Yes, I'm drinking beer, and I'm gonna buy you free beer too.

I saw Dirty Jobs the other day where a born and bread fisherman in Oregon looked at his trade, and decided to sell everything and buy into the Cranberry business for his family and personal sanity stake. Sadly the Cranberry market tanked for 3 years immediately after he got started, but he lasted through and amazingly built a successful business at something he barely knew.

I feel like I'm making the same type of decision here. My Father certainly would not give away intellectual property, his manufacturing software shop had the same core license plus time and materials model that my current webshop, and so many others had. I've certainly loved and benefited from many open source solutions over the years, but personally have always most identified with the older Shareware movement: "have a taste, but the meal ain't free." The fact that we're giving away Concrete CMS under the MIT license, more open than ‘public domain', is a true step out of the water for me, and I'm excited about what I'm gonna learn.

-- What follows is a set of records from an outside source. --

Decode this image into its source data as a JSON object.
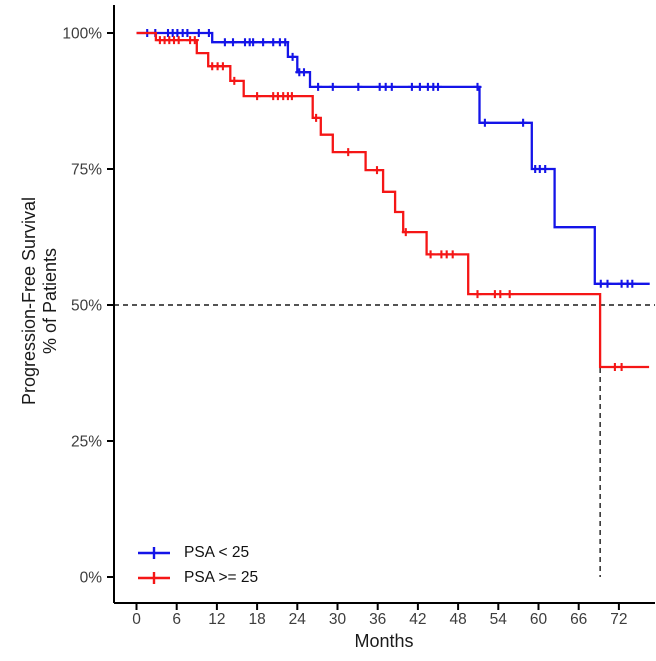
{
  "chart_data": {
    "type": "line",
    "subtype": "kaplan-meier-step-survival",
    "title": "",
    "xlabel": "Months",
    "ylabel_line1": "Progression-Free Survival",
    "ylabel_line2": "% of Patients",
    "x_ticks": [
      0,
      6,
      12,
      18,
      24,
      30,
      36,
      42,
      48,
      54,
      60,
      66,
      72
    ],
    "y_ticks": [
      {
        "value": 100,
        "label": "100%"
      },
      {
        "value": 75,
        "label": "75%"
      },
      {
        "value": 50,
        "label": "50%"
      },
      {
        "value": 25,
        "label": "25%"
      },
      {
        "value": 0,
        "label": "0%"
      }
    ],
    "xlim": [
      0,
      77
    ],
    "ylim": [
      0,
      100
    ],
    "grid": "off",
    "legend_position": "inside-bottom-left",
    "axis_color": "#000000",
    "tick_label_color": "#3d3d3d",
    "reference_lines": {
      "horizontal_median_survival": {
        "y": 50,
        "style": "dashed",
        "color": "#1a1a1a"
      },
      "vertical_median_time": {
        "x": 69.2,
        "y_from": 0,
        "y_to": 50,
        "style": "dashed",
        "color": "#1a1a1a"
      }
    },
    "series": [
      {
        "name": "PSA < 25",
        "color": "#1414e8",
        "end_time": 76.6,
        "steps": [
          [
            0,
            100
          ],
          [
            11.3,
            98.3
          ],
          [
            22.6,
            95.6
          ],
          [
            24,
            92.8
          ],
          [
            25.9,
            90.1
          ],
          [
            51.2,
            83.5
          ],
          [
            59,
            75
          ],
          [
            62.4,
            64.3
          ],
          [
            68.4,
            53.9
          ]
        ],
        "censors": [
          [
            1.6,
            100
          ],
          [
            2.8,
            100
          ],
          [
            4.7,
            100
          ],
          [
            5.4,
            100
          ],
          [
            6.1,
            100
          ],
          [
            6.9,
            100
          ],
          [
            7.6,
            100
          ],
          [
            9.3,
            100
          ],
          [
            10.8,
            100
          ],
          [
            13.2,
            98.3
          ],
          [
            14.4,
            98.3
          ],
          [
            16.2,
            98.3
          ],
          [
            16.9,
            98.3
          ],
          [
            17.4,
            98.3
          ],
          [
            18.9,
            98.3
          ],
          [
            20.4,
            98.3
          ],
          [
            21.4,
            98.3
          ],
          [
            22.2,
            98.3
          ],
          [
            23.3,
            95.6
          ],
          [
            24.3,
            92.8
          ],
          [
            25,
            92.8
          ],
          [
            27.1,
            90.1
          ],
          [
            29.3,
            90.1
          ],
          [
            33.1,
            90.1
          ],
          [
            36.3,
            90.1
          ],
          [
            37.2,
            90.1
          ],
          [
            38.1,
            90.1
          ],
          [
            41.1,
            90.1
          ],
          [
            42.3,
            90.1
          ],
          [
            43.5,
            90.1
          ],
          [
            44.3,
            90.1
          ],
          [
            45,
            90.1
          ],
          [
            50.9,
            90.1
          ],
          [
            52,
            83.5
          ],
          [
            57.7,
            83.5
          ],
          [
            59.5,
            75
          ],
          [
            60.2,
            75
          ],
          [
            61,
            75
          ],
          [
            69.3,
            53.9
          ],
          [
            70.3,
            53.9
          ],
          [
            72.4,
            53.9
          ],
          [
            73.3,
            53.9
          ],
          [
            74,
            53.9
          ]
        ]
      },
      {
        "name": "PSA >= 25",
        "color": "#f51616",
        "end_time": 76.5,
        "steps": [
          [
            0,
            100
          ],
          [
            2.9,
            98.7
          ],
          [
            9,
            96.3
          ],
          [
            10.7,
            93.9
          ],
          [
            14,
            91.2
          ],
          [
            16,
            88.4
          ],
          [
            26.3,
            84.4
          ],
          [
            27.5,
            81.3
          ],
          [
            29.3,
            78.1
          ],
          [
            34.2,
            74.8
          ],
          [
            36.8,
            70.8
          ],
          [
            38.6,
            67.1
          ],
          [
            39.8,
            63.4
          ],
          [
            43.3,
            59.3
          ],
          [
            49.5,
            52
          ],
          [
            69.2,
            38.6
          ]
        ],
        "censors": [
          [
            3.5,
            98.7
          ],
          [
            4.2,
            98.7
          ],
          [
            4.9,
            98.7
          ],
          [
            5.6,
            98.7
          ],
          [
            6.3,
            98.7
          ],
          [
            8,
            98.7
          ],
          [
            8.7,
            98.7
          ],
          [
            11.3,
            93.9
          ],
          [
            12.1,
            93.9
          ],
          [
            12.9,
            93.9
          ],
          [
            14.6,
            91.2
          ],
          [
            18,
            88.4
          ],
          [
            20.4,
            88.4
          ],
          [
            21.1,
            88.4
          ],
          [
            21.9,
            88.4
          ],
          [
            22.6,
            88.4
          ],
          [
            23.2,
            88.4
          ],
          [
            26.8,
            84.4
          ],
          [
            31.6,
            78.1
          ],
          [
            35.9,
            74.8
          ],
          [
            40.2,
            63.4
          ],
          [
            43.9,
            59.3
          ],
          [
            45.5,
            59.3
          ],
          [
            46.3,
            59.3
          ],
          [
            47.2,
            59.3
          ],
          [
            50.9,
            52
          ],
          [
            53.5,
            52
          ],
          [
            54.3,
            52
          ],
          [
            55.7,
            52
          ],
          [
            71.4,
            38.6
          ],
          [
            72.4,
            38.6
          ]
        ]
      }
    ]
  }
}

Of course, I hope it will be wildly successful, we'll live comfortable and creative lives while making the world a better place from our little wet corner of the world. I can promise you, oh dedicated reader, one thing.. We will embrace this full force. We will blog on our blog as openly and blatantly as our minds take us. We may end up being seen as asses or heroes, maybe both but we'll certainly do everything we can to go big. Welcome to the internal dialog at Concrete the Studio, you're going to hear it all.